Tuesday, August 27, 2013

Red Lines and Credibility


Why would Bashar al-Assad use chemical weapons in defiance of clear threats by President Obama to intervene if he did so?

Dictators are often prone to taking risks: this is because they are generally invulnerable at home because of their security measures and repression. They are also surrounded by yes men who give them bad advice by anticipating what they think the dictator wants to hear and then saying it. Because of the dictator's paranoid tendencies in some cases, this is a natural survival strategy on the part of his advisers. 


Dictators often believe that fortune or destiny favors them: Hitler used to talk about providence (his term for God--although definitely not the judeo-christian God). Hitler survived the Munich Putsch, successfully occupied the German Rhineland in 1936, pulled off the anschluss with Austria in March 1938, was successful at intimidating the Western allies at the Munich Conference in September, and a year later his army ran over Poland and then Norway, Belgium, the Netherlands, and France, and then his luck began to run out on him. But when he survived a serious assassination attempt in July 1944 he believed that destiny once again favored him. Hitler lost World War II in large measure because like Napoleon he did not know when to stop.
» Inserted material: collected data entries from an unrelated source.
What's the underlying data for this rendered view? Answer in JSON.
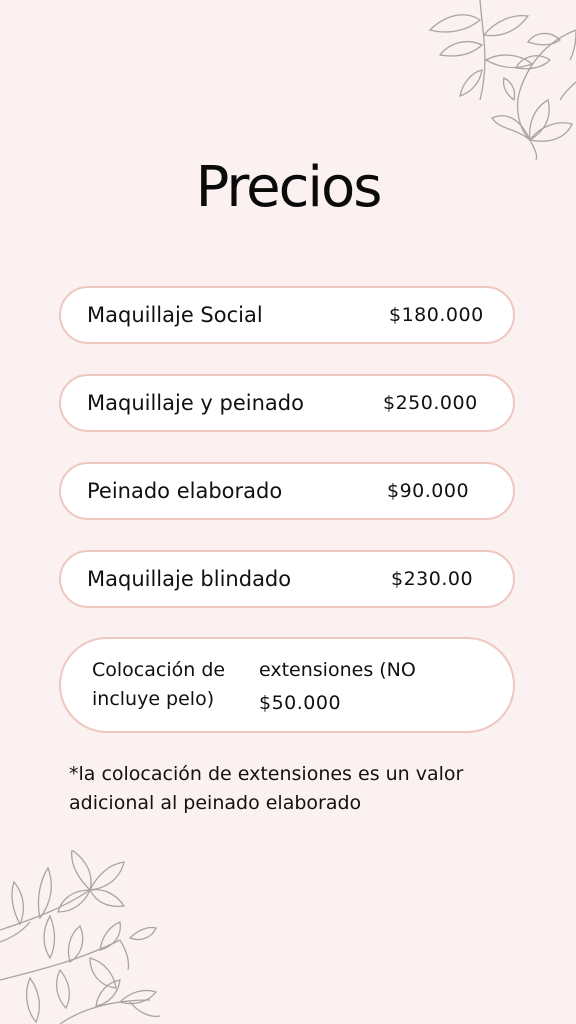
{
  "page": {
    "title": "Precios"
  },
  "prices": [
    {
      "name": "Maquillaje Social",
      "price": "$180.000"
    },
    {
      "name": "Maquillaje y peinado",
      "price": "$250.000"
    },
    {
      "name": "Peinado elaborado",
      "price": "$90.000"
    },
    {
      "name": "Maquillaje blindado",
      "price": "$230.00"
    }
  ],
  "extensions": {
    "line1_left": "Colocación de",
    "line1_right": "extensiones (NO",
    "line2_left": "incluye pelo)",
    "line2_right": "$50.000"
  },
  "note": "*la colocación de extensiones es un valor adicional al peinado elaborado",
  "colors": {
    "background": "#fcf1f1",
    "pill_border": "#efc7c0",
    "pill_fill": "#ffffff",
    "floral_stroke": "#a9a4a4"
  },
  "decorations": [
    "floral-top-right",
    "floral-bottom-left"
  ]
}
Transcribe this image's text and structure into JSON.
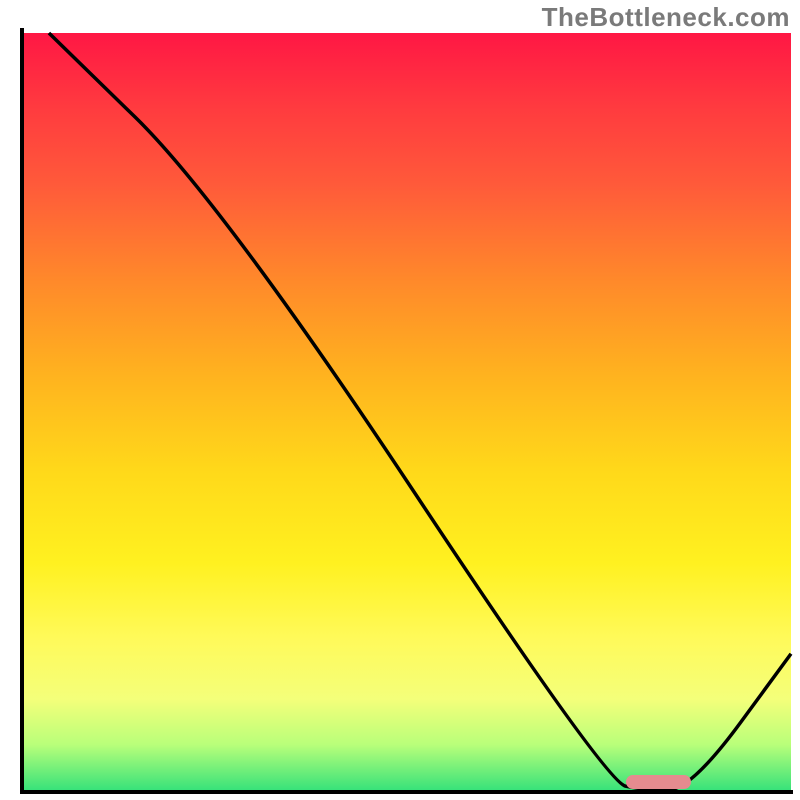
{
  "watermark": "TheBottleneck.com",
  "chart_data": {
    "type": "line",
    "title": "",
    "xlabel": "",
    "ylabel": "",
    "xlim": [
      0,
      100
    ],
    "ylim": [
      0,
      100
    ],
    "grid": false,
    "curve_points_pct": [
      {
        "x": 3.5,
        "y": 100.0
      },
      {
        "x": 26.0,
        "y": 77.7
      },
      {
        "x": 76.0,
        "y": 1.0
      },
      {
        "x": 81.0,
        "y": 0.0
      },
      {
        "x": 87.0,
        "y": 0.0
      },
      {
        "x": 100.0,
        "y": 18.0
      }
    ],
    "marker": {
      "x_start_pct": 78.5,
      "x_end_pct": 87.0,
      "y_pct": 1.0
    },
    "background_gradient": {
      "type": "vertical",
      "stops": [
        {
          "pos": 0.0,
          "color": "#ff1744"
        },
        {
          "pos": 0.33,
          "color": "#ff8a2a"
        },
        {
          "pos": 0.7,
          "color": "#fff120"
        },
        {
          "pos": 0.94,
          "color": "#b9ff7a"
        },
        {
          "pos": 1.0,
          "color": "#38e27a"
        }
      ]
    }
  }
}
Saddam Hussein suffered from this same problem. After having entered politics as a young gunman for the Ba'ath Party in the late 1950s he survived a botched assassination attempt against the reigning strong man. After exile in Cairo in the 1960s he came to power with his cousin in 1968. He quickly established himself as the strong man behind the regime and eleven years later sent his cousin into retirement. A year later he launched an invasion of neighboring Iran. After eight years of expensive bloodshed a ceasefire was finally negotiated with no clear winner. Two years later he foolishly launched another invasion against a neighbor. This resulted in a quick conquest of Kuwait followed by a drubbing from a western coalition six months later after he stubbornly refused to withdraw in the face of a Western military build up in Saudi Arabia. He then survived a rising by the Shia majority in the southern part of Iraq. He squashed the rebellion and concluded that as long as he did not threaten Western oil sources he was safe to do what he wanted to his own population. Twelve years later suffering from sanctions but still fully in power he defied the United Nations IAEA inspectors in the belief that he was immune. George W. Bush, whose father he tried to assassinate a few years before, invaded Iraq, overthrew his regime, and eventually Saddam was found cowering in a hole in the ground. 
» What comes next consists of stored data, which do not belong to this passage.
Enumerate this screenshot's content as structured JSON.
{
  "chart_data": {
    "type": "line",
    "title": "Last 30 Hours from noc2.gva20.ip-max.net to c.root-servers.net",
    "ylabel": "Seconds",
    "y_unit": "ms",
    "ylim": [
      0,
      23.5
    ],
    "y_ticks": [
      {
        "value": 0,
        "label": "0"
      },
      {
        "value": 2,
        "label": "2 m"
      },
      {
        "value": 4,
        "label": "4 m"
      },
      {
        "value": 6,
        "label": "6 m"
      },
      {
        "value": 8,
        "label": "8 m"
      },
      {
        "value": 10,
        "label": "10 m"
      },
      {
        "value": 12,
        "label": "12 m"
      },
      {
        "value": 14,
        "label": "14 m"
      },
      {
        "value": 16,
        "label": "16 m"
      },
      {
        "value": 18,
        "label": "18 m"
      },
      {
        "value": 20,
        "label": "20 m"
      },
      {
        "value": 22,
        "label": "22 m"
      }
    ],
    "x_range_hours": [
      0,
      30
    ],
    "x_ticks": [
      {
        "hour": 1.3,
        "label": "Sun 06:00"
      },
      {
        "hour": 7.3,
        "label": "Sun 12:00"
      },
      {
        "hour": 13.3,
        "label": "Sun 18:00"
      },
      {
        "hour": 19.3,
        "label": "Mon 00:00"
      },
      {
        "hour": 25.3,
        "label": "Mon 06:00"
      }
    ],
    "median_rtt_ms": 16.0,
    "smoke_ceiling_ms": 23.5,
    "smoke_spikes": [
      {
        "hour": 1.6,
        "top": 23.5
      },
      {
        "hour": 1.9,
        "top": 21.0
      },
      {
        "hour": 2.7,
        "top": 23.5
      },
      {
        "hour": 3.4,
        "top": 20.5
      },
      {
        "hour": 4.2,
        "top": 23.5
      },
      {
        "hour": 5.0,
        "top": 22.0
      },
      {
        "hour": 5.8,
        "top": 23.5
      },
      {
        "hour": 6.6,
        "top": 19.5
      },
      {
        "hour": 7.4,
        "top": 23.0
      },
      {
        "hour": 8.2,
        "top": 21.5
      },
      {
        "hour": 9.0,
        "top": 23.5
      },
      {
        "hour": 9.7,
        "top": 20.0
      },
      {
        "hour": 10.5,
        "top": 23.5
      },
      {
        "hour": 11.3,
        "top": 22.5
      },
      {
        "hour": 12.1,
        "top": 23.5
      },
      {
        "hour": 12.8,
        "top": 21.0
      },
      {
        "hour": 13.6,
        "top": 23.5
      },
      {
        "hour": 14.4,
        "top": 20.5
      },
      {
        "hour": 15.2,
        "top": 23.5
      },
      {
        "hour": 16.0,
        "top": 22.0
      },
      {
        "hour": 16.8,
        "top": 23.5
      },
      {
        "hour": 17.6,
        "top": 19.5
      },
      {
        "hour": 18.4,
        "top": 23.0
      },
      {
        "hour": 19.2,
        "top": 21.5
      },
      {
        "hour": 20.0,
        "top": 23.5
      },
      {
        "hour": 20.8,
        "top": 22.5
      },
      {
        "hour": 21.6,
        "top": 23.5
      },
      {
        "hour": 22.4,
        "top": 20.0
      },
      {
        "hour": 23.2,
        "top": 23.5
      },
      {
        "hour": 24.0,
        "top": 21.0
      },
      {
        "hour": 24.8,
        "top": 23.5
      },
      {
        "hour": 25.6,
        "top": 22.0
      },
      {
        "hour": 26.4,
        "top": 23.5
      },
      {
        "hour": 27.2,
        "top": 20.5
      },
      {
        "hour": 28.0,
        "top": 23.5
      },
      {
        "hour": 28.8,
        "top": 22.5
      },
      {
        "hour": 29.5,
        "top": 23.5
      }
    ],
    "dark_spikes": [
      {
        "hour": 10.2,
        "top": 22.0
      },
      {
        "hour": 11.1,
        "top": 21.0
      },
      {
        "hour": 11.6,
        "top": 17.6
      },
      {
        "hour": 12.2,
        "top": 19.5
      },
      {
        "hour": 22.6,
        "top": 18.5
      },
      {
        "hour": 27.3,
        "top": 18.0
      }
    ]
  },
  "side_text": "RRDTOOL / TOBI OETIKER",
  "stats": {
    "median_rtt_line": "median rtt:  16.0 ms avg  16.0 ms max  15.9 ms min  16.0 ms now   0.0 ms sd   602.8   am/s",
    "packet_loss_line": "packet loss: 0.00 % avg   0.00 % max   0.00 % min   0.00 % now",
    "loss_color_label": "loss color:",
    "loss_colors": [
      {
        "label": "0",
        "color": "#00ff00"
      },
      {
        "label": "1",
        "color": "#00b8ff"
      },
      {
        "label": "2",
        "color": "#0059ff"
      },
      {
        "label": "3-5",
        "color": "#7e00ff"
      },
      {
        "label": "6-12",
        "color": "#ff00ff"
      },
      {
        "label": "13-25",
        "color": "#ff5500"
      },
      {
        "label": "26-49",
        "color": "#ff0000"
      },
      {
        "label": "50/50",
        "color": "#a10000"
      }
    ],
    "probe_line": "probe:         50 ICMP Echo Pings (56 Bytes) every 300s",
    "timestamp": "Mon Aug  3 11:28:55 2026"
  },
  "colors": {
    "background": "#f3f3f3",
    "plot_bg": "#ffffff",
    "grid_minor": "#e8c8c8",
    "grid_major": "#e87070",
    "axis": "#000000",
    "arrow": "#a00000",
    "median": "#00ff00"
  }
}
Obama had repeatedly demonstrated his indifference to high civilian casualties in Syria's civil war. With the United States military still in the process of withdrawing from Afghanistan and the American population weary of two long wars in the Middle East, one of which ended inconclusively and the other which has yet to end, Obama had good reason not to intervene. But today in Washington there is a permanent infrastructure of liberal interventionists and neo-Conservatives who are continuously calling for American intervention either on humanitarian grounds or in order to look resolute. Obama set a red line of not allowing the use of chemical weapons by either side in Syria in order to appease his critics while keeping the United States out of the war. American interests have not changed. Why would Assad have risked such an attack? It could have been an unauthorized use by a subordinate, use by Assad to deliberately challenge Obama and thereby prove that he is a paper tiger, or even a case of faked evidence by the opposition.

Obama will probably respond to the chemical weapons usage in the suburbs of Damascus by launching a few cruise missiles at targets in Damascus as Clinton did to the attempted Ba'athi assassination plot against George H.W. Bush by launching cruise missiles against an intelligence headquarters in Baghdad. Clinton also launched cruise missiles against an alleged chemical weapons plant of the Islamist regime in Sudan in response to allegations that they were manufacturing chemical weapons. The missile strikes will probably have little real effect on the civil war, unless they are massive in scale. And Obama may fear doing such precisely because he does not know who will ultimately benefit from such a strike. 

Assad will survive, Obama will claim that he showed Assad that there is a penalty to pay, and the pro-interventionists in Washington will claim that the weak response makes Obama look weak and feckless. It is all so predictable.